Of course damage control had eased the problem. The blame had fallen on the squadron commander, luckily already dead in that battle. He had overstepped his authority in giving the order to fire. Fortunately those records had not leaked to the press.
Colonel Tobin came in almost running. He reminded the General of a lap dog, desperate for attention.
"The Jedi is alive and here in Iziz!" He said.
"Is this yet another preface to a glorious failure, Colonel?"
He even had that woebegone face of the lapdog. Honestly sometimes Vaklu wanted to kick him. "Consider the equation, Tobin. Staying on Dxun, she can meet quietly with any number of people. After all, we have yet to halt traffic to the moons. Coming here is bearding the lion in his den. Why would she be so foolish?"
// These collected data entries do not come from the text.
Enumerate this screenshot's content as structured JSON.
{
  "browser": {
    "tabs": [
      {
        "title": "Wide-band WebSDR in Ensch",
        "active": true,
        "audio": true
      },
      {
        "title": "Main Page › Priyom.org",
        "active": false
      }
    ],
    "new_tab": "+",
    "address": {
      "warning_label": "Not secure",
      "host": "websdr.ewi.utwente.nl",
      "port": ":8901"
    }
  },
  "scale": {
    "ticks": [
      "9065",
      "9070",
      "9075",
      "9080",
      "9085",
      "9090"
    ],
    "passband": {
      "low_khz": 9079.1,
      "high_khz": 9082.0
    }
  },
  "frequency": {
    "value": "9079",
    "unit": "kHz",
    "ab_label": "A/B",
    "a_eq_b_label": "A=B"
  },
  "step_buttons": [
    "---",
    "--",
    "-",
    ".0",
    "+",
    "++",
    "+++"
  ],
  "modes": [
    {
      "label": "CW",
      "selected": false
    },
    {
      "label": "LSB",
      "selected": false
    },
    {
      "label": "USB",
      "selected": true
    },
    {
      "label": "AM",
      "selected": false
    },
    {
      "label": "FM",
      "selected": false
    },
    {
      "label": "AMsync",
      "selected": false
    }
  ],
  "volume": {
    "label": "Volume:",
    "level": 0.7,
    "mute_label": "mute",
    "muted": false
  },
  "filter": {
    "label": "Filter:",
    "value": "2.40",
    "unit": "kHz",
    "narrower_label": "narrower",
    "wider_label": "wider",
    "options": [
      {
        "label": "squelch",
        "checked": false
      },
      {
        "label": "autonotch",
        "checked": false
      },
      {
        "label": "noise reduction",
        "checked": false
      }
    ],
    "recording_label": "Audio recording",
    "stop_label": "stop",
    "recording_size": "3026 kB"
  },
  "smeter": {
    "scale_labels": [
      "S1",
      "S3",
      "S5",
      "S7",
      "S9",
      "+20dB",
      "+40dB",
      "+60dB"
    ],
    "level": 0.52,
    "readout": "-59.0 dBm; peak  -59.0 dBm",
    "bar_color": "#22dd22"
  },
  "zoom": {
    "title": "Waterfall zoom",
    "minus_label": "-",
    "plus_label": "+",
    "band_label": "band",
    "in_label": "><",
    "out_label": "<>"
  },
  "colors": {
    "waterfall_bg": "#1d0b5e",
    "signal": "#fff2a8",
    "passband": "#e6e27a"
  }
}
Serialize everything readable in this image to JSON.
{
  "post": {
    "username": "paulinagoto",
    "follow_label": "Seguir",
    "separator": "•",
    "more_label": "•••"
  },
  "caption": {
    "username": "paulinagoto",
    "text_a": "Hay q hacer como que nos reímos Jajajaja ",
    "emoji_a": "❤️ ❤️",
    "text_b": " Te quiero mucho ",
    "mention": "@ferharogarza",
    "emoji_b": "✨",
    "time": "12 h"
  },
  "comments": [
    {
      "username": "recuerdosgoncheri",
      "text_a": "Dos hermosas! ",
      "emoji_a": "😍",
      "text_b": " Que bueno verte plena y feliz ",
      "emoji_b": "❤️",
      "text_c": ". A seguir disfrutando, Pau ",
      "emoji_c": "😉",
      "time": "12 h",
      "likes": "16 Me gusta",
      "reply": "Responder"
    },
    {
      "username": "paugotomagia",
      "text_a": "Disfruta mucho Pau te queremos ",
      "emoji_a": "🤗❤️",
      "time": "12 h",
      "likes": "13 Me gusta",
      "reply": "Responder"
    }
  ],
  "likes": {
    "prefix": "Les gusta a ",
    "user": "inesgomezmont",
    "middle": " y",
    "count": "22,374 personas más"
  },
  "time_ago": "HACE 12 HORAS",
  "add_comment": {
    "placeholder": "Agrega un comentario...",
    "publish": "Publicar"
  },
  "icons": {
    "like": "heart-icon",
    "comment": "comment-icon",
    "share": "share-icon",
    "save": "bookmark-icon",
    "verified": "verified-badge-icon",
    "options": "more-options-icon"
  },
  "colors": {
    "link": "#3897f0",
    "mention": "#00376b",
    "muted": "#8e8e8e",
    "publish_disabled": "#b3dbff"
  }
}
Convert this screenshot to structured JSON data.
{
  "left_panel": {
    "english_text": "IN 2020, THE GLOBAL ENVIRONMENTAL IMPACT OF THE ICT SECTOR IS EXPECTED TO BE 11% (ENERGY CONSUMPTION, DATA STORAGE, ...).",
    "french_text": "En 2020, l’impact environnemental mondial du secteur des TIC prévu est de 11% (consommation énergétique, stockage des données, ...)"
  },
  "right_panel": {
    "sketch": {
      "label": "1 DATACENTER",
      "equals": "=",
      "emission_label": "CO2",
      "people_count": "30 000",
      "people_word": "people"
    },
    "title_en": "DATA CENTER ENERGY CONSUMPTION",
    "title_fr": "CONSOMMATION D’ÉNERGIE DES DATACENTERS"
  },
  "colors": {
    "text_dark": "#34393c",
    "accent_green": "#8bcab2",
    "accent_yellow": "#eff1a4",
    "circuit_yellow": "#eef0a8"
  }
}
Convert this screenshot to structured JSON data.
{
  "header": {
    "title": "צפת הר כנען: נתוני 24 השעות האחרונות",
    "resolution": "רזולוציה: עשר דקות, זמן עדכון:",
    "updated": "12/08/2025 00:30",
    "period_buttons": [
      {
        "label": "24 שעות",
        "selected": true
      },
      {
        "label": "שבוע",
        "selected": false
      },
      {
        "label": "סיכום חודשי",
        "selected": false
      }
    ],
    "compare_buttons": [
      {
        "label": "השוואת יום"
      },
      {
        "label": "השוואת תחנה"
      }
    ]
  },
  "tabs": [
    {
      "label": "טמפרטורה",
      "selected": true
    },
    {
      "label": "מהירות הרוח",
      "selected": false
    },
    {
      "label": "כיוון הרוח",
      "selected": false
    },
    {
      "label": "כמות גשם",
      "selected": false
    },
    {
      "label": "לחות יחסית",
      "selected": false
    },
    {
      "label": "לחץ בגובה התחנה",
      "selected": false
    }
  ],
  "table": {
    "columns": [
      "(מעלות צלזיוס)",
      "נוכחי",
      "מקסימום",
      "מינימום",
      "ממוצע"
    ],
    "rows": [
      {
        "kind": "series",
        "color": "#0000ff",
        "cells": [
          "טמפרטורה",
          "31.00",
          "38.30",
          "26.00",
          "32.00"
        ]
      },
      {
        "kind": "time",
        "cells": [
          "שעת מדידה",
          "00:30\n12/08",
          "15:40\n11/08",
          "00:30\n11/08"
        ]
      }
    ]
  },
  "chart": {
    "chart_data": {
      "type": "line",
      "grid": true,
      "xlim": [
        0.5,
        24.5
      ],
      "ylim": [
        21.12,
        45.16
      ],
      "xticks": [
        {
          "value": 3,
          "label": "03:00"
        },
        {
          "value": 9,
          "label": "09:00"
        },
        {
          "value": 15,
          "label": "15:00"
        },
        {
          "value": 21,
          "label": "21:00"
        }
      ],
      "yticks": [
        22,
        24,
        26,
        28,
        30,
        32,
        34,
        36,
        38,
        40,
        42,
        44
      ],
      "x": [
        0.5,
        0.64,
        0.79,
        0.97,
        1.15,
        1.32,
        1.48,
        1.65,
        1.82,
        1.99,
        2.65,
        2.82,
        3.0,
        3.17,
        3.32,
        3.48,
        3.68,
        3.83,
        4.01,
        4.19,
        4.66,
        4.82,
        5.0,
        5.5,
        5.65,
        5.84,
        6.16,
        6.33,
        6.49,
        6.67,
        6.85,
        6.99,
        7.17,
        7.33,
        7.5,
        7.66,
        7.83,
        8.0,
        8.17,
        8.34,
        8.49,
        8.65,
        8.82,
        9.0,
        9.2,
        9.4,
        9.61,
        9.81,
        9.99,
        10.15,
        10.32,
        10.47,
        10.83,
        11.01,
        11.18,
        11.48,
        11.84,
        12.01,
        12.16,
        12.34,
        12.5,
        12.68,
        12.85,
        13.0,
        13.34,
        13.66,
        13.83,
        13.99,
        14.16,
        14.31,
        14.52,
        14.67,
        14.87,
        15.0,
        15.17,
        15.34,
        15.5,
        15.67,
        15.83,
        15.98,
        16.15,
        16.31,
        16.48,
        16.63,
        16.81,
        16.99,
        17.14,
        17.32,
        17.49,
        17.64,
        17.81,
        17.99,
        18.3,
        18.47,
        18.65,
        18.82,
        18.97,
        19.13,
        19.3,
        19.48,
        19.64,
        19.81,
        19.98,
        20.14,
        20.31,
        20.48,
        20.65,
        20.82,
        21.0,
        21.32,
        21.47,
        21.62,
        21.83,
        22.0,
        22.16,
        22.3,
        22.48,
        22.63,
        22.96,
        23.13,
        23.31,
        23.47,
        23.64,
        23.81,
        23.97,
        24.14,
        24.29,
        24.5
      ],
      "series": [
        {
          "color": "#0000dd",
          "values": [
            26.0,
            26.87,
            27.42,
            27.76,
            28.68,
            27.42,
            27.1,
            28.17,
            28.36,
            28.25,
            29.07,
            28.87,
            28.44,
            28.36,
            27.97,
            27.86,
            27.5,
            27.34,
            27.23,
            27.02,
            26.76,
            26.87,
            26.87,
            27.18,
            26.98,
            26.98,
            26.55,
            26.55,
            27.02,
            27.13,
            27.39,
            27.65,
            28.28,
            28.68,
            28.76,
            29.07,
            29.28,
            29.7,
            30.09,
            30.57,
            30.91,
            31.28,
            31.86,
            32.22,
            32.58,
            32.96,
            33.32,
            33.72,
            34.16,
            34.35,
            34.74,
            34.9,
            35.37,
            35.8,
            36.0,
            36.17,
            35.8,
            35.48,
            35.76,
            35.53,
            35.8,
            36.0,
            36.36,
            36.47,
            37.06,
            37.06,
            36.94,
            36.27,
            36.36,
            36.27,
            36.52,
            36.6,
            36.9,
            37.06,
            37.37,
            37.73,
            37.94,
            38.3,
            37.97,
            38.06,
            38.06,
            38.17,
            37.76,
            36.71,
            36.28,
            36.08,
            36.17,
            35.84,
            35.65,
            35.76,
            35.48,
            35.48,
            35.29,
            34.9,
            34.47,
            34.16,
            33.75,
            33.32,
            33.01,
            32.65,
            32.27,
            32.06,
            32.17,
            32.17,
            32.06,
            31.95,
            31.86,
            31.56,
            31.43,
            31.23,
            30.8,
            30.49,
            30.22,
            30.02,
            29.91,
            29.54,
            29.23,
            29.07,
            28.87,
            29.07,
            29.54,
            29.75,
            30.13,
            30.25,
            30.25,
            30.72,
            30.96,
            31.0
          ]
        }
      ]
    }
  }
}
"We were warned that the crew of the Ebon Hawk was resourceful General. I take full responsibility for what happened because I thought that no single merchant vessel could stand off two full squadrons."
"But it wasn't just one ship, was it?" Vaklu asked mildly. "Instead it was what, fifteen merchant ships that opened fire after Republic Corona was hit." He stared at the man. "If you had sent a corvette, the problem would have been cooling ash in orbit, and I would not have lost the best squad of trackers I had in my army."
"If I may." Tobin activated the holo-vid. Captain Gelesi was at the entry gate." A woman was there before him.
"You are?"
"Marai." The woman giggled.
Vaklu expanded the holo until they were life sized. He stood within the penumbra of Gelesi, looking into her eyes. No, there was little of the coquette there, unless she had been a street walker for a decade, or a policeman. It was a well done act that almost but didn't quite ring true.
"I am ordering the action platoon to prepare. They are in the Western foreign quarters. They will swoop down-"
"You are getting ahead of yourself, Colonel." Vaklu cut him off. "We know someone if the Palace is helping the Queen. He helped foil what is it, seven assassination attempts? That person is more important."
He looked the woman in the face. "She is obviously incredibly brave, or equally stupid. We will use her as a staked nerf to attract the Brantarii into the range of our guns. And when it is there, she and that creature will die. Have her watched. If she meets anyone that leaves the palace, only then will we spring the trap."